Earnings reports for Turnaround Letter recommended companies for this past week are summarized below. All companies mentioned retain our Buy rating and price targets unless otherwise specified.
Allscripts Healthcare Solutions (MDRX) - The company’s revenues, non-GAAP net income and Adjusted EBITDA were weak and below consensus estimates. Fourth quarter (and full-year) revenues grew 1-2% from a year ago, while gross profits fell for both periods, reflective of a weak product menu. Adjusted EBITDA was flat vs a year ago in the fourth quarter but declined 2% for the full year. Allscripts net debt balance increased from a year ago. Only the share count (7% lower) showed improvement.
First quarter and full-year guidance were weak, indicating flattish at best bookings and revenues, with first quarter guidance even weaker. Full-year earnings per share guidance indicates an 8% improvement. Even if the company meets its guidance, it continues to struggle in a mature industry.

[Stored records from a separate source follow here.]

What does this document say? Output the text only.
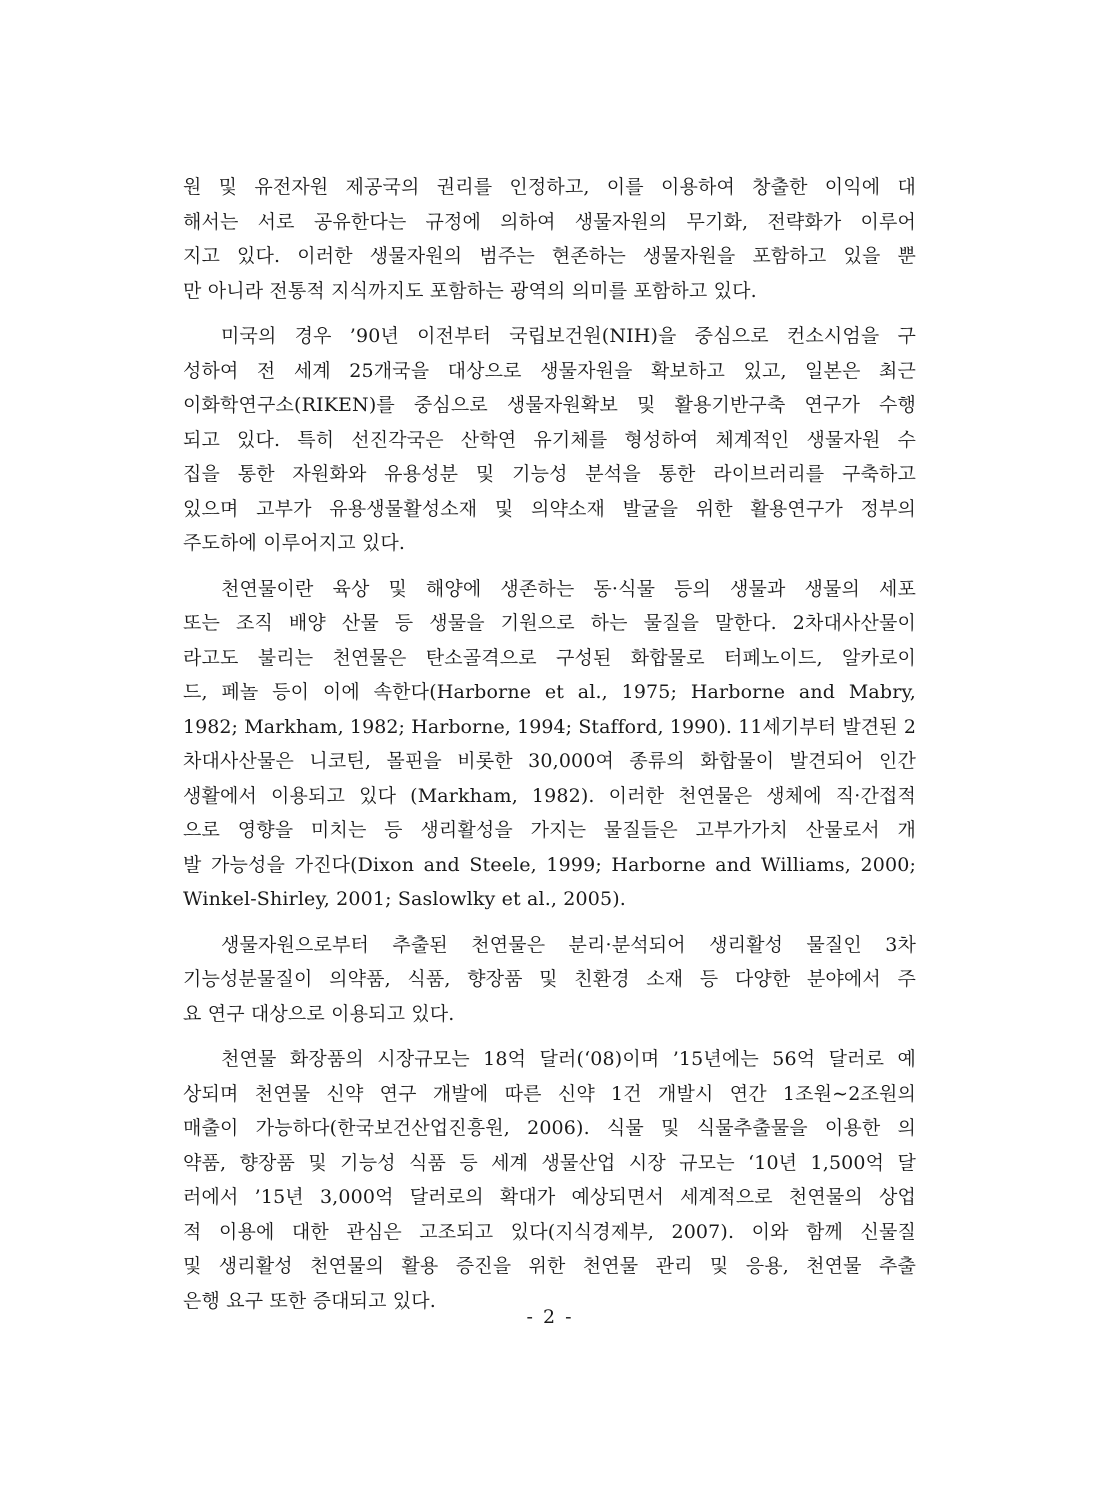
원 및 유전자원 제공국의 권리를 인정하고, 이를 이용하여 창출한 이익에 대
해서는 서로 공유한다는 규정에 의하여 생물자원의 무기화, 전략화가 이루어
지고 있다. 이러한 생물자원의 범주는 현존하는 생물자원을 포함하고 있을 뿐
만 아니라 전통적 지식까지도 포함하는 광역의 의미를 포함하고 있다.
미국의 경우 ’90년 이전부터 국립보건원(NIH)을 중심으로 컨소시엄을 구
성하여 전 세계 25개국을 대상으로 생물자원을 확보하고 있고, 일본은 최근
이화학연구소(RIKEN)를 중심으로 생물자원확보 및 활용기반구축 연구가 수행
되고 있다. 특히 선진각국은 산학연 유기체를 형성하여 체계적인 생물자원 수
집을 통한 자원화와 유용성분 및 기능성 분석을 통한 라이브러리를 구축하고
있으며 고부가 유용생물활성소재 및 의약소재 발굴을 위한 활용연구가 정부의
주도하에 이루어지고 있다.
천연물이란 육상 및 해양에 생존하는 동·식물 등의 생물과 생물의 세포
또는 조직 배양 산물 등 생물을 기원으로 하는 물질을 말한다. 2차대사산물이
라고도 불리는 천연물은 탄소골격으로 구성된 화합물로 터페노이드, 알카로이
드, 페놀 등이 이에 속한다(Harborne et al., 1975; Harborne and Mabry,
1982; Markham, 1982; Harborne, 1994; Stafford, 1990). 11세기부터 발견된 2
차대사산물은 니코틴, 몰핀을 비롯한 30,000여 종류의 화합물이 발견되어 인간
생활에서 이용되고 있다 (Markham, 1982). 이러한 천연물은 생체에 직·간접적
으로 영향을 미치는 등 생리활성을 가지는 물질들은 고부가가치 산물로서 개
발 가능성을 가진다(Dixon and Steele, 1999; Harborne and Williams, 2000;
Winkel-Shirley, 2001; Saslowlky et al., 2005).
생물자원으로부터 추출된 천연물은 분리·분석되어 생리활성 물질인 3차
기능성분물질이 의약품, 식품, 향장품 및 친환경 소재 등 다양한 분야에서 주
요 연구 대상으로 이용되고 있다.
천연물 화장품의 시장규모는 18억 달러(‘08)이며 ’15년에는 56억 달러로 예
상되며 천연물 신약 연구 개발에 따른 신약 1건 개발시 연간 1조원∼2조원의
매출이 가능하다(한국보건산업진흥원, 2006). 식물 및 식물추출물을 이용한 의
약품, 향장품 및 기능성 식품 등 세계 생물산업 시장 규모는 ‘10년 1,500억 달
러에서 ’15년 3,000억 달러로의 확대가 예상되면서 세계적으로 천연물의 상업
적 이용에 대한 관심은 고조되고 있다(지식경제부, 2007). 이와 함께 신물질
및 생리활성 천연물의 활용 증진을 위한 천연물 관리 및 응용, 천연물 추출
은행 요구 또한 증대되고 있다.
- 2 -
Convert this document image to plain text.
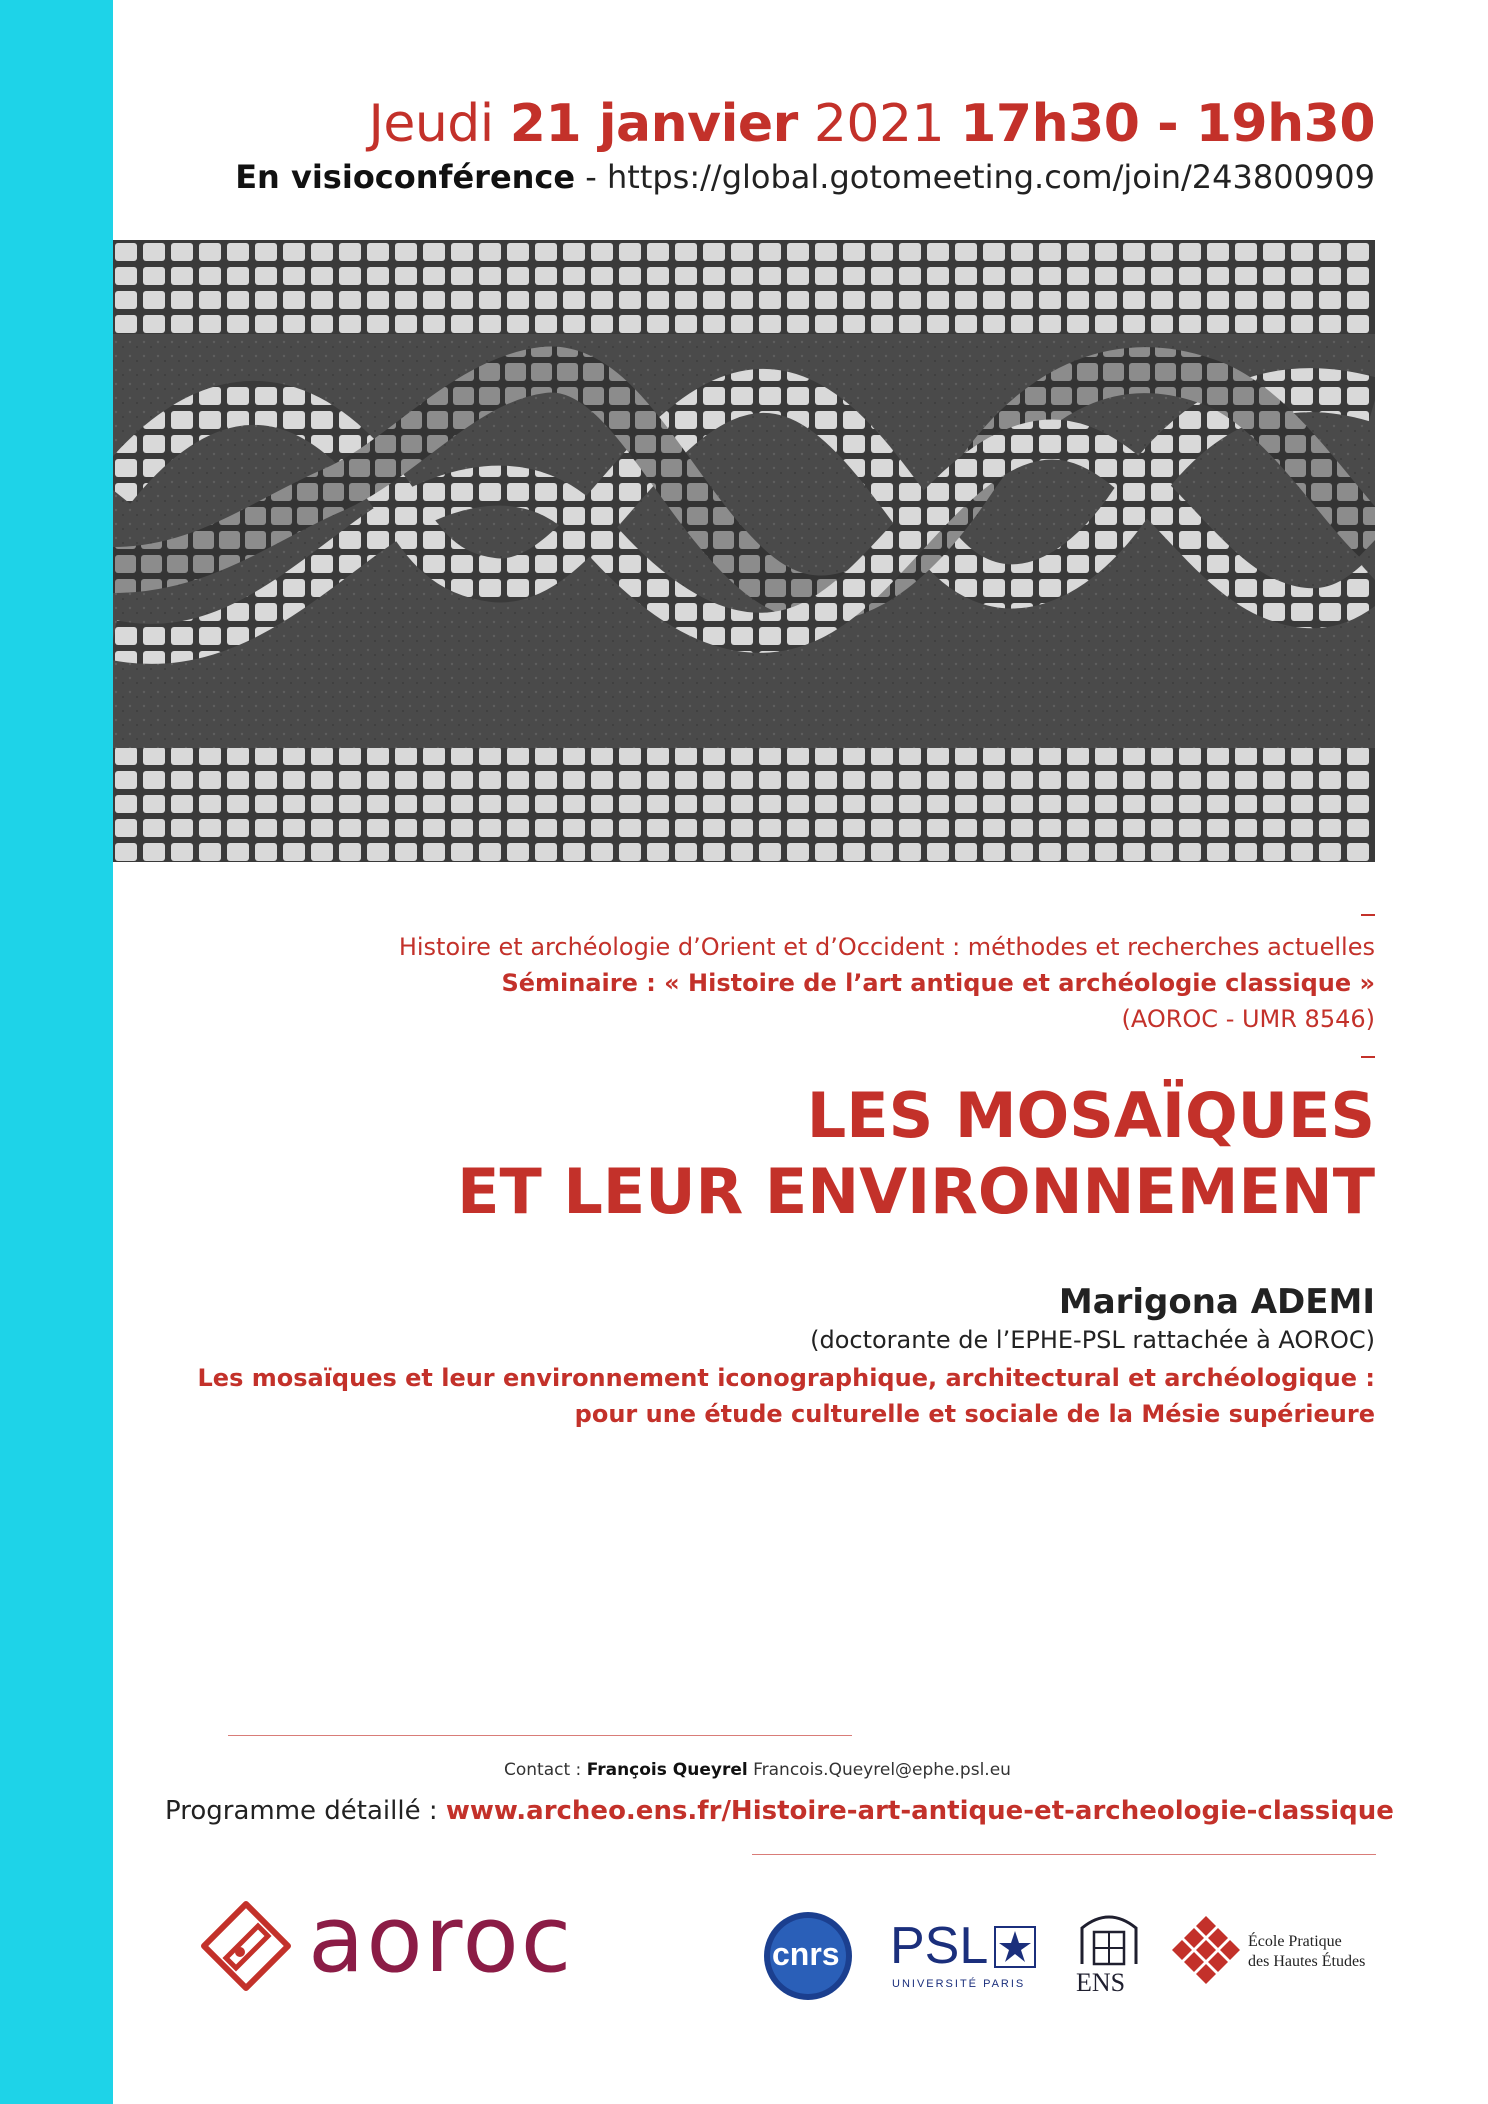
Jeudi 21 janvier 2021 17h30 - 19h30
En visioconférence - https://global.gotomeeting.com/join/243800909
Histoire et archéologie d’Orient et d’Occident : méthodes et recherches actuelles
Séminaire : « Histoire de l’art antique et archéologie classique »
(AOROC - UMR 8546)
LES MOSAÏQUES
ET LEUR ENVIRONNEMENT
Marigona ADEMI
(doctorante de l’EPHE-PSL rattachée à AOROC)
Les mosaïques et leur environnement iconographique, architectural et archéologique :
pour une étude culturelle et sociale de la Mésie supérieure
Contact : François Queyrel Francois.Queyrel@ephe.psl.eu
Programme détaillé : www.archeo.ens.fr/Histoire-art-antique-et-archeologie-classique
aoroc	cnrs PSL
UNIVERSITÉ PARIS ENS
École Pratique
des Hautes Études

The company replaced its CFO with the current president (Richard Poulton), who will now hold both titles. He spoke candidly on the conference call about the poor performance, which is refreshing, but he has been at the company for eight years - plenty long to make a more favorable impact than we’ve seen so far. Also, we are skeptical that one can simultaneously serve both as a president (operational) and CFO (financial). Not only does this create an immense time burden, it also eliminates an important check on the performance aspirations of the president.
Allscripts’ debt is somewhat elevated, with net debt of just over $800 million. At 2.7x EBITDA, their capacity for additional debt may be constrained, which we view as mixed: they can’t likely fund further acquisitions (a positive) but they are limited in their ability to repurchase cheap shares yet carry some leverage risk (negative).
Allscripts hired an advisor to help develop a full operational (apparently not a strategic) review to help boost their performance. They expect to present a new plan to shareholders later in the year.
Allscripts’ turnaround has not succeeded. As currently led, the company has not been effective at making meaningful changes and our patience is wearing thin. However, we see an improved upside/downside trade-offs given their operational review and the sharp share sell-off (trading at 6.6x EBITDA), so we will wait for more color on their plans or perhaps other more powerful catalysts.
Amplify Energy (AMPY) - The company had disappointing news on several fronts, leading to a sharp share price decline in a weak market for energy and all stocks:
First, while Adjusted EBITDA was slightly up compared to the prior quarter, it was lower than the bottom-end of the company’s guidance range. The company ran into mechanical issues at some of its Oklahoma operations and had delays to its Bairoil plant expansion project. These issues led to a shortfall in daily production volumes as well as higher costs. While management said these issues have been fully resolved, their full-year guidance doesn’t indicate much if any improvement.
Second, the company cut its dividend in half to preserve its capital. We think this is prudent, but the company previously had spoken confidently about the sustainability of its dividend.
Third, Amplify hired investment bankers to help it identify and potentially buy struggling exploration companies. This is a complete reversal of their previous strategy to generate and return free cash flow to its shareholders through “long-term, sustainable dividends and share buybacks”. If the company is looking instead to become an acquirer, our interest diminishes considerably, particularly as Amplify itself is not in a strong capital position. In a highly cyclical commodity industry that is in an over-capacity and low-demand situation, Amplify’s original strategy was the right choice and potentially a very profitable one. Doubling-down is not.
The only two traits holding our interest is the increased likelihood of a backtracking on this strategy, and the chance for a bounce in the heavily-discounted energy sector where nearly all for-profit producers of all sizes will be trimming production even as sovereign producers can’t seem to reach an output cut agreement.
Disclosure Note: One or more employees of the Publisher own shares of all Turnaround Letter recommended stocks, including the stocks mentioned in this note.